According to a new study, artificial intelligence systems trained to align with human values could be used to develop more popular economic policies.
In an article published in Nature Human Behaviour, researchers trained an artificial intelligence (AI) system named “Democratic AI” to design a way to distribute the proceeds of an investment game and found that it was more popular with gamers than any man-made system. system.
Thousands of participants were recruited to play an investment game in groups of four. Prior to each round, each player received funds, with the size of the prize pool varying from player to player.
Each player could keep these funds or invest them in a common pool that was guaranteed to grow, but with the risk that players would not know how the profits would be shared.
The researchers then used different policies to distribute the funds: one was a human-designed policy where the funds were redistributed in proportion to the contribution; the other was a form of AI trained by “deep reinforcement learning” to observe and copy how people play the game in previous versions and maximize player preferences in a larger group.
When asked to vote for the policy they preferred, participants chose the AI system over policies such as redistributing funds equally or redistributing funds in proportion to each player’s contribution .

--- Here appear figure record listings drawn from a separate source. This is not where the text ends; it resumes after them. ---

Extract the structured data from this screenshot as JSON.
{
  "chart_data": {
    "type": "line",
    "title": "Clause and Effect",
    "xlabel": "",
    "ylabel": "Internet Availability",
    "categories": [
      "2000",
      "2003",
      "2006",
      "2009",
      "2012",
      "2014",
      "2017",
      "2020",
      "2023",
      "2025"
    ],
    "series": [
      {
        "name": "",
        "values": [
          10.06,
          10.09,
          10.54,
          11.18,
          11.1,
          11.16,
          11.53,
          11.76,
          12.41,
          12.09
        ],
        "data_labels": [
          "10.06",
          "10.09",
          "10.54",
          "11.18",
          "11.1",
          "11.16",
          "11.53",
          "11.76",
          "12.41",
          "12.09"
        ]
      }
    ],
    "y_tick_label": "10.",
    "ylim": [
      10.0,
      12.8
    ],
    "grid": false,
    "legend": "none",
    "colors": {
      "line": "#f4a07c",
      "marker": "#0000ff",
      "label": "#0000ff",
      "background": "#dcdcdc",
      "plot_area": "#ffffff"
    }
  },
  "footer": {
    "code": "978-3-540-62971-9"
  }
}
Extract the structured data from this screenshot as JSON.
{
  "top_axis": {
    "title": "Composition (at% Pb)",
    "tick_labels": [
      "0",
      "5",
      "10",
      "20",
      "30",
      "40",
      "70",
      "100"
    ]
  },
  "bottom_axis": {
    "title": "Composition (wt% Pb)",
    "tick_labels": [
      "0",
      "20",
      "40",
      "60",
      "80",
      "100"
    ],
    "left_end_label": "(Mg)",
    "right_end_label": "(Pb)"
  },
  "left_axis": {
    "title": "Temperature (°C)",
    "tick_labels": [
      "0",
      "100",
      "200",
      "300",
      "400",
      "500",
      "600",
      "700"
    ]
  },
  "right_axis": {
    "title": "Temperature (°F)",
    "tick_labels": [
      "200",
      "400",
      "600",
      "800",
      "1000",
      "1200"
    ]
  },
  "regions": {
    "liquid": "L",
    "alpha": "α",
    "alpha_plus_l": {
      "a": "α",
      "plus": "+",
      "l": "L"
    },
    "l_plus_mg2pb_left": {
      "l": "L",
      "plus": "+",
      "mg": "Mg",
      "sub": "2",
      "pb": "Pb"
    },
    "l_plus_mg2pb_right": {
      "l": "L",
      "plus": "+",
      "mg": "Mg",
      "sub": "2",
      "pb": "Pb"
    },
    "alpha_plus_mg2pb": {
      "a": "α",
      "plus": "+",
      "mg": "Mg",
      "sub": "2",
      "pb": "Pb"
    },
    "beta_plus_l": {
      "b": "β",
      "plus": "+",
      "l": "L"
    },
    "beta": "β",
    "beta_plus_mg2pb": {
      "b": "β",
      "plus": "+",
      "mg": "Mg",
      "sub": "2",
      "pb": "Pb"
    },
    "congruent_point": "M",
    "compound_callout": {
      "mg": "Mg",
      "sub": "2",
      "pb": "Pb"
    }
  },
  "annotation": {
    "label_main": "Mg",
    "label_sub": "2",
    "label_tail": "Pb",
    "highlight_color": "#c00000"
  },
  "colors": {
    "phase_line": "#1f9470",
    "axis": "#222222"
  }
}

And when the researchers trained a “human policy maker,” players always preferred the democratic AI system.
The research addresses a question that has divided the opinions of philosophers, economists and political scientists for many years: how exactly should we allocate resources across economies and societies?
Oliver Hauser, associate professor of economics at the University of Exeter Business School and co-author of the study, said: “AI systems are sometimes criticized for having learning policies that are inconsistent with human values, but with this approach, the AI exploits the principle of democracy by maximizing the majority preferences of a group of people. Although this approach is only a prototype, it can help ensure that AI systems are less likely to learn from dangerous or unfair policies.
The researchers analyzed the policy uncovered by the AI and found that it incorporated a mix of ideas that had previously been proposed by human experts to solve the problem of fund redistribution.
This included taking into account a player’s initial means and redistributing funds in proportion to the players’ relative – rather than absolute – contribution.
They also found that the AI system rewarded players whose relative contribution was more generous, perhaps encouraging others to do the same.
“Importantly, the AI only discovered these policies by learning how to maximize human votes,” Professor Hauser said. “The method therefore ensures that humans stay ‘in the loop’ and the AI produces human-compatible solutions.”
The study was a collaboration between researchers from the University of Exeter, Deepmind, UCL and the University of Oxford.
Designing Human-Centered Mechanisms with Democratic AI is published in Nature Human Behavior.